Conditional approval for new investment products. The Chamber of Commerce once again urges the SEC to create an optional alternative process to conditionally approve a new investment company product or exchange-traded product. The Investment Company Act provides broad statutory authority to exempt investment products, but the application and approval process can be expensive and time-consuming. A conditional approval process could address this issue, as long as the applicant had sufficient time to justify its upfront costs and the SEC retained sufficient authority to take regulatory action, if necessary.
SEC enforcement reform. CCMC recommends that the SEC formally adopt a policy of using administrative proceedings only in certain circumstances. The agency should also create a process for challenging the choice of forum prior to institution of the proceeding. A review of the Rules of Practice is also in order, CCMC asserts, for example to provide adequate opportunities for pretrial discovery and depositions.

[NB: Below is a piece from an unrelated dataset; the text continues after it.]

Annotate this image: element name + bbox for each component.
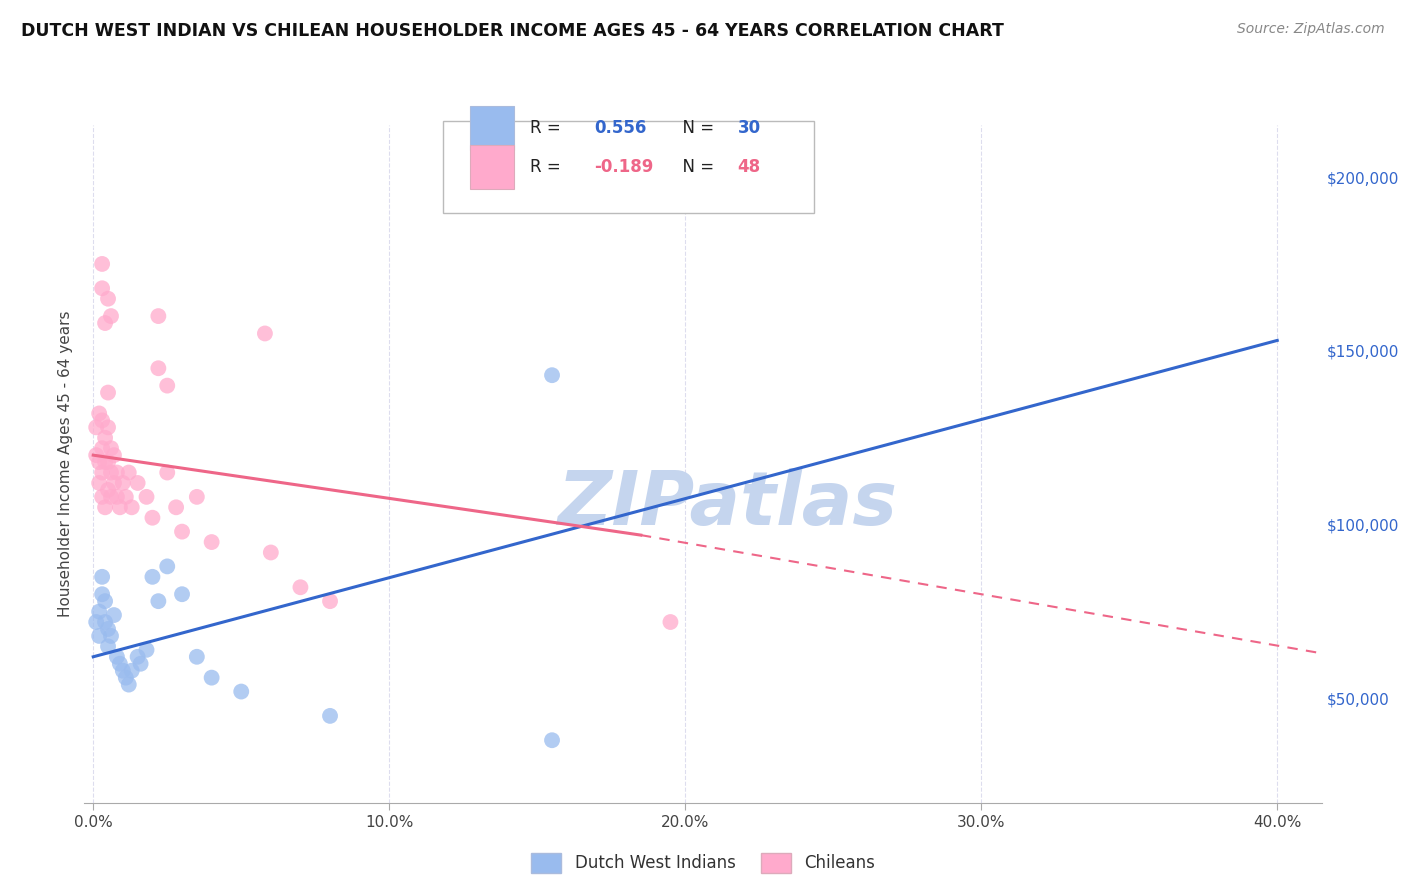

With respect to Wells submissions, the Enforcement Division should create a consistent process, provide adequate access to its investigative files, and afford reasonable advance notice of an enforcement action to any party that has made a Wells submission or request advance notice.
CCMC also recommends steps to reassess and clarify the SEC’s policy of requiring admissions; examining alternative case resolution methods; improving Commission oversight of enforcement; increasing transparency and dialogue; and submitting litigation releases and press releases to personnel outside of the Enforcement Division for review.